Ein Geschenk hatte Pierre Brice auch parat: eine Ledertasche
für eine Friedenspfeife. „Die Friedenspfeife habe ich an Präsident
Bush geschickt, es hat aber nicht geholfen“, scherzte Brice.
Die
im Kino angesetzte Pressekonferenz wurde zu einer Fragestunde
für Jedermann. Kinder und Erwachsene nutzten die Chance, Pierre
Brice – hauptsächlich über Winnetou – auszufragen.
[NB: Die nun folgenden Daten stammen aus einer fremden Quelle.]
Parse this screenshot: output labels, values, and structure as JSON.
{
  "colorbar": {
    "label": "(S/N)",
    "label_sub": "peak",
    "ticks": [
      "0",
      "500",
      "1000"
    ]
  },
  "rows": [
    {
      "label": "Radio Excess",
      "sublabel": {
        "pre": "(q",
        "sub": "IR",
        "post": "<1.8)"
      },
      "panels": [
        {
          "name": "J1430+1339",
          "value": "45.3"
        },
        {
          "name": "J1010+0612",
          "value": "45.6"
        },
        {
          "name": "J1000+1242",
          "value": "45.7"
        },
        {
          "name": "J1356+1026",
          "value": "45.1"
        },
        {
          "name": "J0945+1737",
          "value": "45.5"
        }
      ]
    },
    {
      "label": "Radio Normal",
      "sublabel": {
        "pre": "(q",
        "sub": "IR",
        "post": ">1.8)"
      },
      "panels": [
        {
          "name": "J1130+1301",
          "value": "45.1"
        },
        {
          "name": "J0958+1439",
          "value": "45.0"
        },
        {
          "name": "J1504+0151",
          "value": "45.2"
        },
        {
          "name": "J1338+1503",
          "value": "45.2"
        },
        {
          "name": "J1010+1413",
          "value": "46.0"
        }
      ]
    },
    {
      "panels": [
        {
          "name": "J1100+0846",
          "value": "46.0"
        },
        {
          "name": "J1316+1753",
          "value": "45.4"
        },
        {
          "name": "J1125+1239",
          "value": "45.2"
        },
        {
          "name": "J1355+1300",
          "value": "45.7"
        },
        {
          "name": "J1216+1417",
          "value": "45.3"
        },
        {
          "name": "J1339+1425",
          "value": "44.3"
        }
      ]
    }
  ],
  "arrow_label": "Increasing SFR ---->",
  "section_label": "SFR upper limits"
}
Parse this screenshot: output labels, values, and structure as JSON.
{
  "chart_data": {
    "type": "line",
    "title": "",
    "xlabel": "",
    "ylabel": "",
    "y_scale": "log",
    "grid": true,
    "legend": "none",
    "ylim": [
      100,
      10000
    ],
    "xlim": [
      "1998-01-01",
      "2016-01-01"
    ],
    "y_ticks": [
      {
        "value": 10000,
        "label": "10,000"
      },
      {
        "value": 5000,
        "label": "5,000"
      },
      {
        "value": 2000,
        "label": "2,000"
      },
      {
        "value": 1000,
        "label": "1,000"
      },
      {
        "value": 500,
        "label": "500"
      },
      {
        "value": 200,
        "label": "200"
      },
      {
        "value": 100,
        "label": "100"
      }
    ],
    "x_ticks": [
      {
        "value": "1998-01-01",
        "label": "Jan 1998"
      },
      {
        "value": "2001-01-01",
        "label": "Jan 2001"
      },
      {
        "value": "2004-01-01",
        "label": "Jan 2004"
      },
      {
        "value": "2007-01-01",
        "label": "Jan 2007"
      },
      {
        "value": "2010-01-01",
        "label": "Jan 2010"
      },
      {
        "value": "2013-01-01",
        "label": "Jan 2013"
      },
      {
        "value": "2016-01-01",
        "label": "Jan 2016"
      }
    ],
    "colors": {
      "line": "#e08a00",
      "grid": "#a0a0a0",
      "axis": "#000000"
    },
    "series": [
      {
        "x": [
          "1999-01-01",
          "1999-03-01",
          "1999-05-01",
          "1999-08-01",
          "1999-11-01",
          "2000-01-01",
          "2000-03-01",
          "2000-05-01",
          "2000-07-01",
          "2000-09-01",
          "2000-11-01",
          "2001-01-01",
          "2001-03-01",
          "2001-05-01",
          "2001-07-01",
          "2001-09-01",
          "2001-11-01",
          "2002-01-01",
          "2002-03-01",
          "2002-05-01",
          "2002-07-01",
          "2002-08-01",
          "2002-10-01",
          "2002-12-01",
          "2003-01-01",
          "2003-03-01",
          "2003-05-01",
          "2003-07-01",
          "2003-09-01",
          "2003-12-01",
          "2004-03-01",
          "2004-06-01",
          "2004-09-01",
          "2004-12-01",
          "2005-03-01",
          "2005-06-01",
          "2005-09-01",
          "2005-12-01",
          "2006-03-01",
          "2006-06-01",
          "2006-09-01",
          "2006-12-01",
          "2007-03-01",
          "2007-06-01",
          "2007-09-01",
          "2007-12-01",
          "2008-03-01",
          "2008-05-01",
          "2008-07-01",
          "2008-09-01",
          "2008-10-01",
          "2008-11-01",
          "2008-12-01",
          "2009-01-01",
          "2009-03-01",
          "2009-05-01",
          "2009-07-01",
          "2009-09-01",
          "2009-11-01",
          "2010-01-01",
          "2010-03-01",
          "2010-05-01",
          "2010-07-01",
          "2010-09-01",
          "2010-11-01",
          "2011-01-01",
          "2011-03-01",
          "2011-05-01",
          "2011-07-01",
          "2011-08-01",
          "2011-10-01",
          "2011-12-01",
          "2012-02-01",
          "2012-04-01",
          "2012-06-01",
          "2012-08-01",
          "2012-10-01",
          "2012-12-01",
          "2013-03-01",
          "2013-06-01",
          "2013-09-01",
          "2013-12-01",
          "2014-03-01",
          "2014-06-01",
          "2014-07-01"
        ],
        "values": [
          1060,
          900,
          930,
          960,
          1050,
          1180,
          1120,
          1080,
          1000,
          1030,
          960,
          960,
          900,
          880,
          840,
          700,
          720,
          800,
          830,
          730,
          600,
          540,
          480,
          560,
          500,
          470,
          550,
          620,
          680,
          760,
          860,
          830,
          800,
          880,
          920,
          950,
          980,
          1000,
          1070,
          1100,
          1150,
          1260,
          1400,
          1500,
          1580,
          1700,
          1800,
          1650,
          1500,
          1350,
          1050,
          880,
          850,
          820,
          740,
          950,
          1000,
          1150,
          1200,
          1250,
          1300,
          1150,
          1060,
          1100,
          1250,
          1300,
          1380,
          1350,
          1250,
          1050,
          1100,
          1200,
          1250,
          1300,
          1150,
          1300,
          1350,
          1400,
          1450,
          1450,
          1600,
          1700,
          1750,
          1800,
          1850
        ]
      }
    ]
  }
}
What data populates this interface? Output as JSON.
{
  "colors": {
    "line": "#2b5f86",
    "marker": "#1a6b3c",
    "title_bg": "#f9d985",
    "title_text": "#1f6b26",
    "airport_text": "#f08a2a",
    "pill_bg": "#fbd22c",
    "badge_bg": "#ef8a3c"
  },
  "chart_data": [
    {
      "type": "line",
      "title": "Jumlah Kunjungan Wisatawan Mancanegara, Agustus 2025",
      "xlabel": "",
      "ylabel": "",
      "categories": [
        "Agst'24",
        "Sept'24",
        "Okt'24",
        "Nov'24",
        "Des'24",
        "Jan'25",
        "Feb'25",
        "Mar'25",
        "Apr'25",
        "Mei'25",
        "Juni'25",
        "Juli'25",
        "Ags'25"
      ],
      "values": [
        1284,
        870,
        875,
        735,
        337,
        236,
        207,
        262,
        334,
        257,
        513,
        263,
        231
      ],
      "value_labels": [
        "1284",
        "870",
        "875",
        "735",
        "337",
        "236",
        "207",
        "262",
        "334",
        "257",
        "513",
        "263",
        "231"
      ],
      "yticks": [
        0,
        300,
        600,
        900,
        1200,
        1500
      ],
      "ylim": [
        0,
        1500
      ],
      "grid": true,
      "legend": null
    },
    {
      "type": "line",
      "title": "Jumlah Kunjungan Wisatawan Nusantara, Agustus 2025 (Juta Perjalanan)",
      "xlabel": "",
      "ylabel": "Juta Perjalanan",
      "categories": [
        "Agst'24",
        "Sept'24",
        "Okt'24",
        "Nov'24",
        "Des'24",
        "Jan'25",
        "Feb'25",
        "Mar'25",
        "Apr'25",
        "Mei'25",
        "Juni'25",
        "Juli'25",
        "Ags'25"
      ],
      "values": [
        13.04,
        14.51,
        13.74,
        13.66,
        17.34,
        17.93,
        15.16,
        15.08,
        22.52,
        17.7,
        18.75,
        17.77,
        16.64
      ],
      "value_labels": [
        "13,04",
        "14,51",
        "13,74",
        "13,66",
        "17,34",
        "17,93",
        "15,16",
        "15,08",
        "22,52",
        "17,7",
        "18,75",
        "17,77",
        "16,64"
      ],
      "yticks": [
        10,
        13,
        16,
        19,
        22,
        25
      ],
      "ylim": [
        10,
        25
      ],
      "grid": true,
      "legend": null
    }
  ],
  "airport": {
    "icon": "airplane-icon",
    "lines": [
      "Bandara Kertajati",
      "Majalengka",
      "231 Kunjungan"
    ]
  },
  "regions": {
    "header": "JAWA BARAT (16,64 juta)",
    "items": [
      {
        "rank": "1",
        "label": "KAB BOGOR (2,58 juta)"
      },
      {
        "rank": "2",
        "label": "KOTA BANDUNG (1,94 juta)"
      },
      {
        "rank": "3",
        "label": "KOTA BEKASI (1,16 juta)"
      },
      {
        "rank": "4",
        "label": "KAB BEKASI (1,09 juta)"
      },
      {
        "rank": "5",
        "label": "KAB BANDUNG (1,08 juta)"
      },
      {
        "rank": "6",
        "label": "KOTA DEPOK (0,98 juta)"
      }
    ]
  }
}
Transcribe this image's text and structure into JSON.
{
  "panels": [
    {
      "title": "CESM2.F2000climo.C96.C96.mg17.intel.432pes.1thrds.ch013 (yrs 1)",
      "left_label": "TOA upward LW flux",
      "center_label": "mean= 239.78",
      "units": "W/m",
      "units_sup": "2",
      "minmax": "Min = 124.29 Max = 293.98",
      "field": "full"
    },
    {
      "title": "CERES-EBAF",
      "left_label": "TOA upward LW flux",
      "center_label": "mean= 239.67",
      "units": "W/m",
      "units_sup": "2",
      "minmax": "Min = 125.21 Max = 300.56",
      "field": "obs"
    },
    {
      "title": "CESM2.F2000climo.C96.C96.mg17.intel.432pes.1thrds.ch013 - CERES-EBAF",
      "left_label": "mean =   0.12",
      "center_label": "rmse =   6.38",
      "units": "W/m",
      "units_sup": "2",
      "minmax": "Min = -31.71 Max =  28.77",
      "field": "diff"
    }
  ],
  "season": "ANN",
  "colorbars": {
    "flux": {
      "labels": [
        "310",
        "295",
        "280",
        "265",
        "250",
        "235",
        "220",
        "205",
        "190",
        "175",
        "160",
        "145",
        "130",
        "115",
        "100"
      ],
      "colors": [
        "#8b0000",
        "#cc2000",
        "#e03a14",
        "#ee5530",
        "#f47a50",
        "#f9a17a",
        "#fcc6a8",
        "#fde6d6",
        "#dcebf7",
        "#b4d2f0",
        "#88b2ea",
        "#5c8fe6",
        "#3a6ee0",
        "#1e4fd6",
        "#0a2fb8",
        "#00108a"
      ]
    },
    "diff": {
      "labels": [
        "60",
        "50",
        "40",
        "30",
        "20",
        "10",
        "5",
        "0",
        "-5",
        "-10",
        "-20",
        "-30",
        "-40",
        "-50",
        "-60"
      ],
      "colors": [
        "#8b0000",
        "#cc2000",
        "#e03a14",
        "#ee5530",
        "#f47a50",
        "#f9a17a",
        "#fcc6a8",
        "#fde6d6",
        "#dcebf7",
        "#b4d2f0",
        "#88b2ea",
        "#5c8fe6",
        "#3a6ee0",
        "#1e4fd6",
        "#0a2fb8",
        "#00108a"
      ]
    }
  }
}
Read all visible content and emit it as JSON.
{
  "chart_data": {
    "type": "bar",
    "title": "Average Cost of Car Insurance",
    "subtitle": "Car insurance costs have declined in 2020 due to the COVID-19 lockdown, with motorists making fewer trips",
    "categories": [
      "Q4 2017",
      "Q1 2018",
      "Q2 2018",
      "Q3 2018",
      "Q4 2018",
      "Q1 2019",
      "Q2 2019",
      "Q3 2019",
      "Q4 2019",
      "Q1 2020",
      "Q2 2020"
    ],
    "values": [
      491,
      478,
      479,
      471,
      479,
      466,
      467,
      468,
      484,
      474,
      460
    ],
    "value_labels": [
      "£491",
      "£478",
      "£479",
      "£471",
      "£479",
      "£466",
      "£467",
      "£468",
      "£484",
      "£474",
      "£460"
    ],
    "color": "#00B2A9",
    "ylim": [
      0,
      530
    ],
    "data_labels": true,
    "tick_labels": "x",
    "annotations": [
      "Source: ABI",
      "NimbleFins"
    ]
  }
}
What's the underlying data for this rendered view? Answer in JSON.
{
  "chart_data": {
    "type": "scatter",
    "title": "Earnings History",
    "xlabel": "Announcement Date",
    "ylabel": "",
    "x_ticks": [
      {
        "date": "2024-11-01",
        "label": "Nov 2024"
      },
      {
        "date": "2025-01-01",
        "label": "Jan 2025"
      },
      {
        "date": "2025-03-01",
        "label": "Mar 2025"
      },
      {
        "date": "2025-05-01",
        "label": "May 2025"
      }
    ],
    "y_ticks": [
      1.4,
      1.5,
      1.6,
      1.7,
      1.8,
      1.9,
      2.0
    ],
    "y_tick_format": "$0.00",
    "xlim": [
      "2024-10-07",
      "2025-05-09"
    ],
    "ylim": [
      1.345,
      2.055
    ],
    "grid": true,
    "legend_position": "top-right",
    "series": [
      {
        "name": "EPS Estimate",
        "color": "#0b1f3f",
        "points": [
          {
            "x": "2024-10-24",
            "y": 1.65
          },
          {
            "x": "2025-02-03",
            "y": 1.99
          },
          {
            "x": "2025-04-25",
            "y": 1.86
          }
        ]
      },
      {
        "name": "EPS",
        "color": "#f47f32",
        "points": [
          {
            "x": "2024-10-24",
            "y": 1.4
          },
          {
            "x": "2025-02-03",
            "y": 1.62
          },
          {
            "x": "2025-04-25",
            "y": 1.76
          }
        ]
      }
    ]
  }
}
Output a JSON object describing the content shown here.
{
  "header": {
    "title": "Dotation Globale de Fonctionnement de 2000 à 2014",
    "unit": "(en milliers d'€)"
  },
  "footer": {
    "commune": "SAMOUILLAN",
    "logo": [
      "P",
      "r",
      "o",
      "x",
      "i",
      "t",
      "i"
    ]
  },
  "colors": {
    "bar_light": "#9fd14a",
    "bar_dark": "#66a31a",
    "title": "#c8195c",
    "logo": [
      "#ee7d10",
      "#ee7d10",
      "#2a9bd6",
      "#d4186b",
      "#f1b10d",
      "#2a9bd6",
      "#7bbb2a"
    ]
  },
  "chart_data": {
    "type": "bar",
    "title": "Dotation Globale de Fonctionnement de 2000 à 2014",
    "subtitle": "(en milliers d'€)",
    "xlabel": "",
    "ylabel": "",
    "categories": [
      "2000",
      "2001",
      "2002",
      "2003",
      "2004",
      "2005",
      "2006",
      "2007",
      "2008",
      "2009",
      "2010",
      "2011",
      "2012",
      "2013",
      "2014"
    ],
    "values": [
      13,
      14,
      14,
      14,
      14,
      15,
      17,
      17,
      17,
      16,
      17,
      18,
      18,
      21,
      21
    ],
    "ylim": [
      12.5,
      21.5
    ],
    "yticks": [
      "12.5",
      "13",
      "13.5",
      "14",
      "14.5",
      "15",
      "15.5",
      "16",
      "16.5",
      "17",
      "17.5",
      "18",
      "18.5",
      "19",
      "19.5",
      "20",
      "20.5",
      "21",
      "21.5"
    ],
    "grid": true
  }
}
Anschließend
bekam jeder Fan sein Autogramm – oder auch mehrere, denn einige
brachten fast ihre ganze Sammlung mit, um sie signieren zu
lassen. Viele junge Leute und Kinder waren unter dem Publikum,
die in der Ausstellung ihre Winnetou-Tauglichkeit unter Beweis
stellen: auf mehreren Monitoren laufen Ausschnitte aus diversen
Winnetou-Filmen, und die Kinder kannten sie alle. Der Reiz
dieser Filme hat bis heute nicht nachgelassen und ziehen nach
wie vor Kinder und Erwachsene in ihren Bann. Der hessische
Rundfunk nutzte den Besuch von Pierre Brice, einen Beitrag
für die VIP-Show über den Schauspieler zu drehen. Zusammen
mit Fernsehhund Paula verfrachtete Moderator Holger Weinert
Pierre Brice in einen Oldtimer „Kapitän“, um ein paar Einstellungen
zu drehen. Beim Aussteigen war Paula die schnellste und büxte
aus; fast wurde sie von einem Auto überfahren. Futter für
die BILD-Zeitung, in der am nächsten Tag die tragische Geschichte
von Paula zu lesen war, die angeblich vom Auto erfasst und
10 Meter durch die Luft geschleudert worden sei. Ihr sei aber
glücklicherweise nichts passiert, schrieb die Zeitung in ihrem
übertriebenen Artikel.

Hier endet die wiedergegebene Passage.